I have a friend by the name of Dr John Dempster. Each week John writes an article for the Inversess newspaper in Scotland and he kindly sends me a copy by email.
Here is a copy of what he sent me this week. It blessed me I hope it will also bless you.
Ray
www.Christian-housesitters.com
Last Wednesday Alan Johnston, the BBC journalist held hostage in Gaza for 114 days was released. Tired, but composed and lucid he spoke about his time in captivity and his joy at being freed. ‘I dreamt, literally dreamt of being free again and always woke up in that little room,’ he said. ‘It’s hard to put into words how good it is to be free.’
On the first of July Inverness Methodist Church organised ‘the Big Sing,’ marking the 300th anniversary of the birth of Charles Wesley, one of the founders of Methodism.
Today, Wesley is best remembered for his hymns – he wrote several thousand, some of which, including Hark the herald angels sing, Jesus lover of my soul and Love divine all loves excelling are still sung today.
What strikes you as you read his work is the strength and passion of his faith and his experience of joy and personal freedom. ‘He breaks the power of cancelled sin,’ Charles writes confidently, referring to Jesus. ‘Long my imprisoned spirit lay, fast bound in sin and nature’s night,’ he tells us, before describing what happened when Christ intervened – ‘I woke, the dungeon flamed with light; my chains fell of, my heart was free, I rose, went forth, and followed thee.’
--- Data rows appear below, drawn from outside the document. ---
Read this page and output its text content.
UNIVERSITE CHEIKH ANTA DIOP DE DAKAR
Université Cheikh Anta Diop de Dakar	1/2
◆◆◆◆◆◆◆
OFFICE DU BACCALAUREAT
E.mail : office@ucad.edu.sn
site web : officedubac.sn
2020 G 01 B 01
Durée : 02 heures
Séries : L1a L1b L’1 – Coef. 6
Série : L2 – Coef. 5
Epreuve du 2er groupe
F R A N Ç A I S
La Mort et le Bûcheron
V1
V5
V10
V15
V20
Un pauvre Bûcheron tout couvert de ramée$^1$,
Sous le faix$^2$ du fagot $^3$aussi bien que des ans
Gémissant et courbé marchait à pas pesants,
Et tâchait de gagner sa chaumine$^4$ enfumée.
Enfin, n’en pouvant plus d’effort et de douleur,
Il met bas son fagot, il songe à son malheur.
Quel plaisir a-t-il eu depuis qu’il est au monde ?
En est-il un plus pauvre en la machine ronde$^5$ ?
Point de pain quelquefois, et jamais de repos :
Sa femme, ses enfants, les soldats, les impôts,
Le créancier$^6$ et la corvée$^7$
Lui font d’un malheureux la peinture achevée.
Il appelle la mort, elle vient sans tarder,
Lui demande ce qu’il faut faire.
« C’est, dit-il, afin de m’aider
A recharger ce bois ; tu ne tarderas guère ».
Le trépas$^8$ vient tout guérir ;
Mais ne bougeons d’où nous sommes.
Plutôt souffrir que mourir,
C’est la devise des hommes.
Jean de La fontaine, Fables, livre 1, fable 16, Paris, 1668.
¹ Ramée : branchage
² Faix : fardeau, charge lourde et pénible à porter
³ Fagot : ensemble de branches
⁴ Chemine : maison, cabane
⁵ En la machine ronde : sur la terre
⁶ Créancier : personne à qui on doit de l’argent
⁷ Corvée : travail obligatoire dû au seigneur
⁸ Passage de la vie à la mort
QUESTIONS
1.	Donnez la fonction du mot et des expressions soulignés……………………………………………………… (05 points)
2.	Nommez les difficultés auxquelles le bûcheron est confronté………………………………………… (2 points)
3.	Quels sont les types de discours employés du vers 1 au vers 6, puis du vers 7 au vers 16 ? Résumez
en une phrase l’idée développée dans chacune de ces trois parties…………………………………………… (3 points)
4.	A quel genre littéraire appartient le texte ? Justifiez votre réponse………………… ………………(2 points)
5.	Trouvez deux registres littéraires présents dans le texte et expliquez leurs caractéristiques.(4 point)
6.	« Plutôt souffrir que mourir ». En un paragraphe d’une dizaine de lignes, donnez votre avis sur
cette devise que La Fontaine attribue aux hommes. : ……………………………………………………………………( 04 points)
This gift of freedom seems to have been every bit as real to Wesley as Alan Johnson’s deliverance from literal captivity was to him. But in what sense was Charles ever ‘fast bound’ in a ‘dungeon’? It seems that as a young man he became acutely aware of his own sinfulness and moral imperfections, and realised these were a barrier closing his heart to the loving, holy God he longed to encounter. He believed that unless this barrier were removed, he would face God’s judgement after death, yet his strenuous efforts to live a committed, Christian life were not, he felt, really changing him for the better.
This failure drove him to the dungeon of despair from which he was only set free when he realised Christianity is not after all about trying to make ourselves good enough for God, but about inviting Christ to demolish the barrier which separates us from him, forgiving us, setting us free, empowering us to be better people. These thoughts came to a focus for Charles Wesley on one particular Sunday, 21st May 1738, and it was from then that he dated the beginning of his true Christian faith. That night he says, ’I went to bed still sensible of my own weakness yet confident of Christ’s protection.’
All of us as Christians know something of the freedom Wesley describes. Like him we’ve discovered that Jesus Christ reconnects us with God, forgiving us totally. And to one degree or another we’ve all received through faith in Christ freedom from fear, freedom from guilt, freedom from hopelessness, freedom from destructive patterns of behaviour, freedom from the negativism which tells we will never be free.
Alan Johnston described his difficulty finding words to adequately describe his joy at being free. Christians find in the Bible, but also in the work of writers like Charles Wesley a storehouse of words, helping us both to express and to understand more deeply what our minds have come to know and our hearts to feel.
Spiritual experience was important to Charles Wesley and his equally-famous brother John. On his death-bed in 1735 their father Samuel, an Anglican vicar, told John ‘The inward witness, son, the inward witness, this is the proof, the strongest proof of Christianity.’ And yet Charles Wesley was no stranger to depression, and he sometimes felt that God was working through him rather than working in him – others were encouraged by his preaching, while he was unmoved.
Many of us, knowing how fluctuating is our sense of God’s presence prefer to base our faith on more reliable evidence of the truth of Christianity, such as eye-witness accounts of meetings with the risen-from-the-dead Jesus. And so we continue to believe that we all as Christians singers in a great song far bigger than we are, a song sung by God’s people throughout the whole of history. And day by day we make Charles Wesley’s words our own – ‘Other refuge have I none…All my trust on thee is stayed…Thou O Christ, art all I want, more than all in Thee I found.’
After his release, Alan Johnston voiced his concern for the five other Britons currently being held hostage in Iraq. ‘My heart goes out to anybody in that situation, he said. ‘I do so much hope they have a day like mine. I pray for them.’ Which is precisely the impulse which motivates folk like Charles Wesley who have tasted deeply of the freedom Jesus brings to help others find him for themselves.